Une Rolex Daytona a été récemment achetée à 30’000 francs puis revendue trois mois plus tard pour 50’000 francs. Comment expliquez-vous ce phénomène ? Je vais être très honnête: c’est très difficile à expliquer. Nous devons être francs, les prix en seconde main de certaines Rolex sont une exception. Nous ne pouvons pas faire de généralité sur le marché par rapport à des pièces comme celles-ci.
Choisissez-vous les modèles que vous mettez en vente. Si oui, sur quels critères ? Le seul critère est la demande sur le marché de la montre d’occasion.
Certaines personnes sont prêtes à attendre des années pour leurs montres, comment expliquez-vous cela ? Certaines montres ne sont pas juste des montres. Aujourd’hui, personne n’a besoin d’une montre. L’heure se lit sur un smartphone. Une montre amène un statut. Certaines marques arrivent à créer le fait qu’une montre amène ce statut.

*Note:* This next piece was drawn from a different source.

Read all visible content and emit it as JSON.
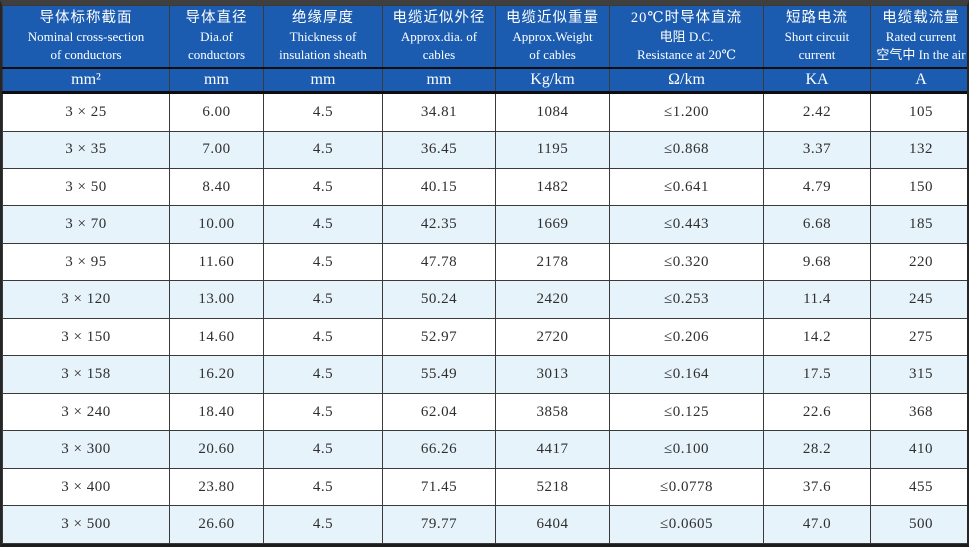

Quels sont les critères qui font qu’une montre gagne ou perd de la valeur ? A vrai dire, il n’y a pas vraiment de critère spécifique. C’est le marché qui décide. Nous nous alignons aussi sur celui-ci pour appliquer nos prix.
Justement, comment appliquezvous les prix des montres d’occasion que vous vendez ? Premièrement, nous évaluons les prix du marché. Nous avons développé à l’interne un système qui identifie ces prix. Ensuite nous regardons l’état et la demande sur le marché. Nous regardons toujours s’il y a un numéro de référence et un numéro de série. Si ce n’est pas le cas, nous n’entrons pas en matière. Ensuite, nous regardons si la montre a eu un service, si elle a encore sa boîte et ses documents d’origine. Tout cela déterminera le prix de la montre.

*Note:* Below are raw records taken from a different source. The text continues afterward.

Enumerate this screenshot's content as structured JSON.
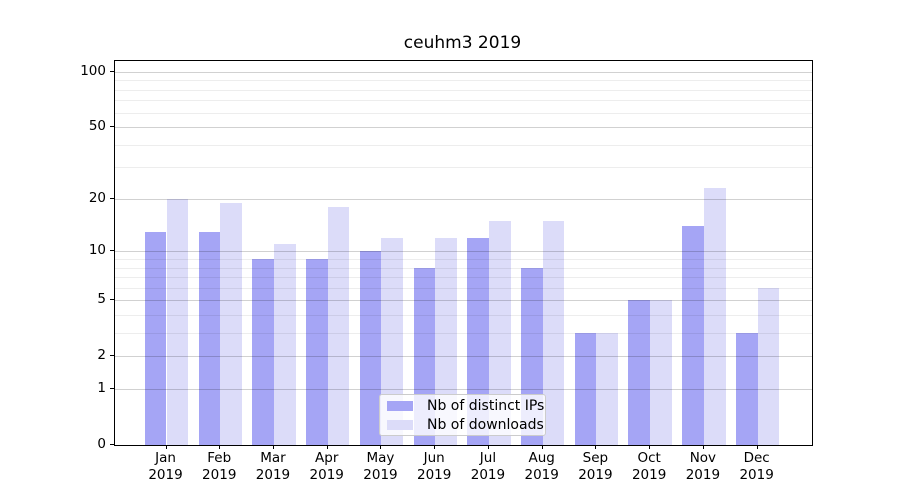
{
  "chart_data": {
    "type": "bar",
    "title": "ceuhm3 2019",
    "categories": [
      "Jan",
      "Feb",
      "Mar",
      "Apr",
      "May",
      "Jun",
      "Jul",
      "Aug",
      "Sep",
      "Oct",
      "Nov",
      "Dec"
    ],
    "x_tick_year": "2019",
    "series": [
      {
        "name": "Nb of distinct IPs",
        "color": "#a5a5f5",
        "values": [
          13,
          13,
          9,
          9,
          10,
          8,
          12,
          8,
          3,
          5,
          14,
          3
        ]
      },
      {
        "name": "Nb of downloads",
        "color": "#dcdcf9",
        "values": [
          20,
          19,
          11,
          18,
          12,
          12,
          15,
          15,
          3,
          5,
          23,
          6
        ]
      }
    ],
    "xlabel": "",
    "ylabel": "",
    "y_scale": "log10(1+value)",
    "ylim": [
      0,
      115
    ],
    "y_major_ticks": [
      0,
      1,
      2,
      5,
      10,
      20,
      50,
      100
    ],
    "y_minor_gridlines": [
      3,
      4,
      6,
      7,
      8,
      9,
      30,
      40,
      60,
      70,
      80,
      90
    ],
    "grid": "on",
    "gridlines_above_bars": true,
    "legend_position": "lower center"
  }
}
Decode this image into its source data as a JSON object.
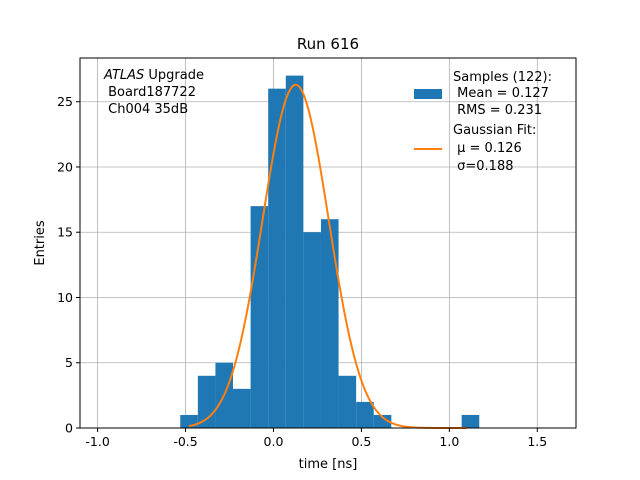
{
  "chart_data": {
    "type": "bar",
    "title": "Run 616",
    "xlabel": "time [ns]",
    "ylabel": "Entries",
    "xlim": [
      -1.1,
      1.72
    ],
    "ylim": [
      0,
      28.35
    ],
    "xticks": [
      "-1.0",
      "-0.5",
      "0.0",
      "0.5",
      "1.0",
      "1.5"
    ],
    "xtick_values": [
      -1.0,
      -0.5,
      0.0,
      0.5,
      1.0,
      1.5
    ],
    "yticks": [
      "0",
      "5",
      "10",
      "15",
      "20",
      "25"
    ],
    "ytick_values": [
      0,
      5,
      10,
      15,
      20,
      25
    ],
    "grid": true,
    "legend_placement": "top-right",
    "bar_color": "#1f77b4",
    "line_color": "#ff7f0e",
    "histogram": {
      "bin_edges": [
        -0.53,
        -0.43,
        -0.33,
        -0.23,
        -0.13,
        -0.03,
        0.07,
        0.17,
        0.27,
        0.37,
        0.47,
        0.57,
        0.67,
        0.77,
        0.87,
        0.97,
        1.07,
        1.17
      ],
      "counts": [
        1,
        4,
        5,
        3,
        17,
        26,
        27,
        15,
        16,
        4,
        2,
        1,
        0,
        0,
        0,
        0,
        1
      ]
    },
    "gaussian_fit": {
      "mu": 0.126,
      "sigma": 0.188,
      "amplitude": 26.3,
      "x_range": [
        -0.48,
        1.1
      ]
    },
    "legend": {
      "samples_title": "Samples (122):",
      "samples_mean": " Mean = 0.127",
      "samples_rms": " RMS = 0.231",
      "fit_title": "Gaussian Fit:",
      "fit_mu": " μ = 0.126",
      "fit_sigma": " σ=0.188"
    },
    "annotation": {
      "atlas": "ATLAS",
      "upgrade": " Upgrade",
      "board": " Board187722",
      "channel": " Ch004 35dB"
    }
  }
}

Comment réagissent les consommateurs par rapport à ce marché ? Ils se posent beaucoup de questions. Nous essayons de faire la différence chez Bucherer en certifiant à 100% nos montres d’occasion. Nous offrons aussi un service complet et une garantie globale de deux ans pour chaque montre. Nous voulons que nos clients soient en confiance totale avec ces produits.
Quelles sont les marques les plus populaires sur le marché secondaire ? A vrai dire, toutes les marques et modèles qui sont populaires sur le marché du neuf sont les mêmes qui ont du succès sur le marché secondaire.
Le marché secondaire est aussi victime de beaucoup de spéculation. Comment luttez-vous contre cela ? Nous ne combattons pas la spéculation. Nous estimons que chaque propriétaire a le droit de faire ce qu’il veut avec sa montre. Cependant, nous n’achetons pas de montres qui ont moins de trois ans.
Combien êtes-vous pour certifier les montres ? Nous avons 4 hubs. Un à Lucerne où environ 50 horlogers travaillent, un hub à Munich où il y a une petite trentaine d’horlogers, en Angleterre où ils sont deux et à New York où ils sont une soixantaine.
Etes-vous fréquemment confronté aux contrefaçons ? Non, car les personnes qui savent que leur montre est une contrefaçon ne viendront pas chez Bucherer la vendre. Elles essayeront plutôt de la vendre en ligne.
Combien de montres de seconde main détenez-vous dans vos différentes boutiques ? En Europe, entre 3000 et 4000, mais ce chiffre change tout le temps. La plupart de ces montres sont aussi disponibles en ligne.
Avec son concept «Certified Pre-Owned», Bucherer entend ouvrir les portes de l’univers du luxe à tous les amateurs de montres
Des centaines d’horlogers remettent en état des montres de seconde-main dans les différents magasins Bucherer en Europe et aux Etats-Unis.